Sunday, January 10, 2010

Baggage

It's funny what pops into mind when I am working on something relatively mindless. Yesterday, it was switching the shower curtains. Moving the one from our bathroom to the guest bath, and putting in a new one in our bath. [I had to move ours because I washed it in hot water and bleach thanks to a small mildew issue...and then the curtain and liner both shrank so much that they weren't doing the job in our stall shower...oops.] Anyway, there I was on the bathroom floor, threading hooks through the holes in the shower curtain, when I flashed back to my old boss and something she used to say quite frequently.

She was old-school feminist. And by that, I mean that she was one of the first women to go to her medical school. She did not want to change her name. She does not wear a wedding ring. She seems almost...angry...when someone asks after her husband. Part of this is personality and part is, I think, a product of the era in which she came of age.

Part of her set of core beliefs was that women who choose to have children - and who then integrate raising their children with a career - are shortchanging their careers. She chose not to have children - and she thinks that *all* career-minded women should make the same choice. That this woman specialized in a field with children boggles the mind. But there it is.

Anyway, I used to listen to her ranting about the latest pregnant employee, or lamenting the fact that so-and-so would never be the same now that she had a child, or being downright angry that an employee had the *gall* to get pregnant and now required (gasp!) maternity leave! I mean, really!

I always kind of protested in my head, but I kept quiet when she went on her rampages. There was nothing to be gained from engaging her, and I knew that I wanted a family and a career. When I got married, I added my husband's name to my own. I'm now exclusively using my married last name professionally and personally. I don't think that this reduces me in anyway, or that it means I have lost my identity.

But my inability to have a child...in a weird way, it makes me feel like I am agreeing with her. And I don't. I really, really don't. I think that the beauty of feminism is that women are free to make their own choices. Some women choose to have children - some women do not. Some women choose to change their names after marriage - some women do not (or their husbands change their names, or both parties change their names). Some women choose to work after having children, other women do not. I have made my own choices - career, taking my husband's last name, etc. But I feel like the choice have children was taken away from me.
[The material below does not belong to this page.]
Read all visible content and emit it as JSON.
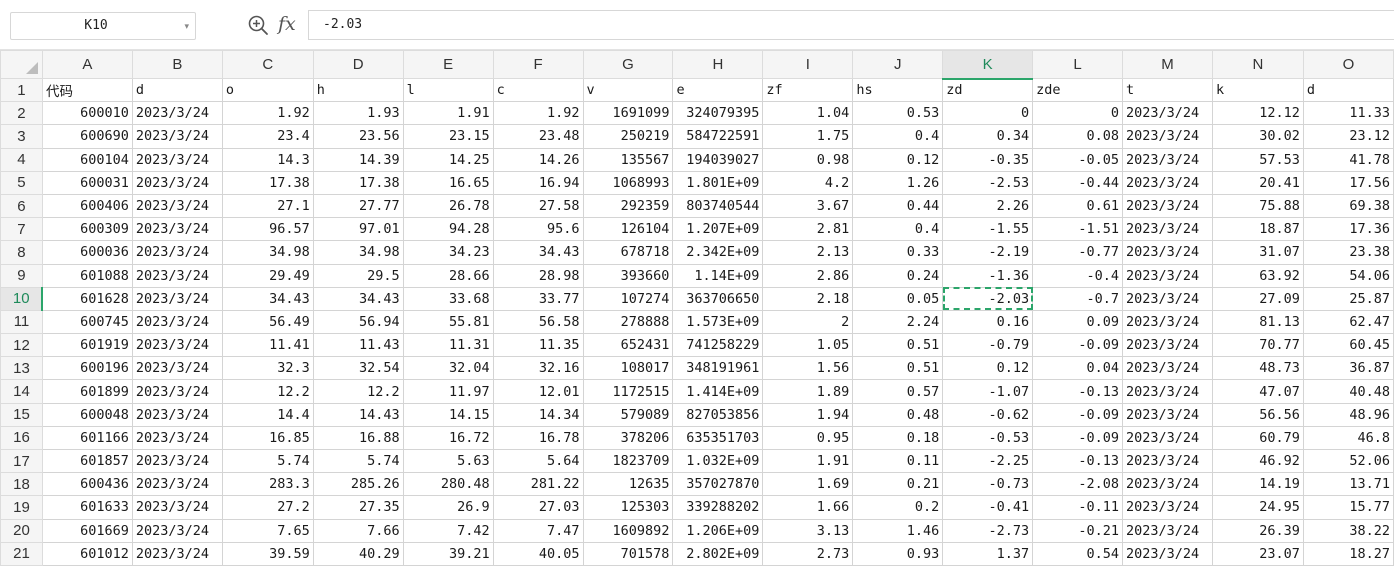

In part, I think I have these feelings because we have chosen not to pursue other avenues for having a family.  Again, each family chooses what is right for its members. For us, right now, it does not make sense to pursue other options. That is the choice we have made. But because we are not barreling full-steam down the path of different reproductive options, or pursuing adoption, I...feel like we didn't want it enough? I'm not sure how to articulate this. We really wanted a child - we were willing to do some interventions to get there - but not knowing what the problem is, or what the outcomes would be of different, more expensive, and more intensive interventions was a problem for us. But we were not willing to sacrifice our emotional and financial security to have a child. And because of that - because of a choice that my husband and I made consciously (albeit reluctantly) - I feel like I am a bad infertile. Or that we didn't want this enough.

And knowing how my old boss feels - that women *shouldn't* have children if they also want to have a career - I feel like I have bought in to her mentality. That, if she could see me now (and I may cross paths with her in the future), she would be *proud* that I do not have children, and that I am instead focusing on my career. And I don't want that - this is not a choice I wanted to make.

It makes me think of all the variables that are known to the people making choices and decisions, that aren't known to everyone on the outside looking in. We can never really know exactly why an individual or a couple makes a particular decision. But maybe we can believe that, whatever the choice or decision, that individual or couple has weighed all the evidence available, and has come to the decision that is right for them. Life - and its associated choices - is hard enough.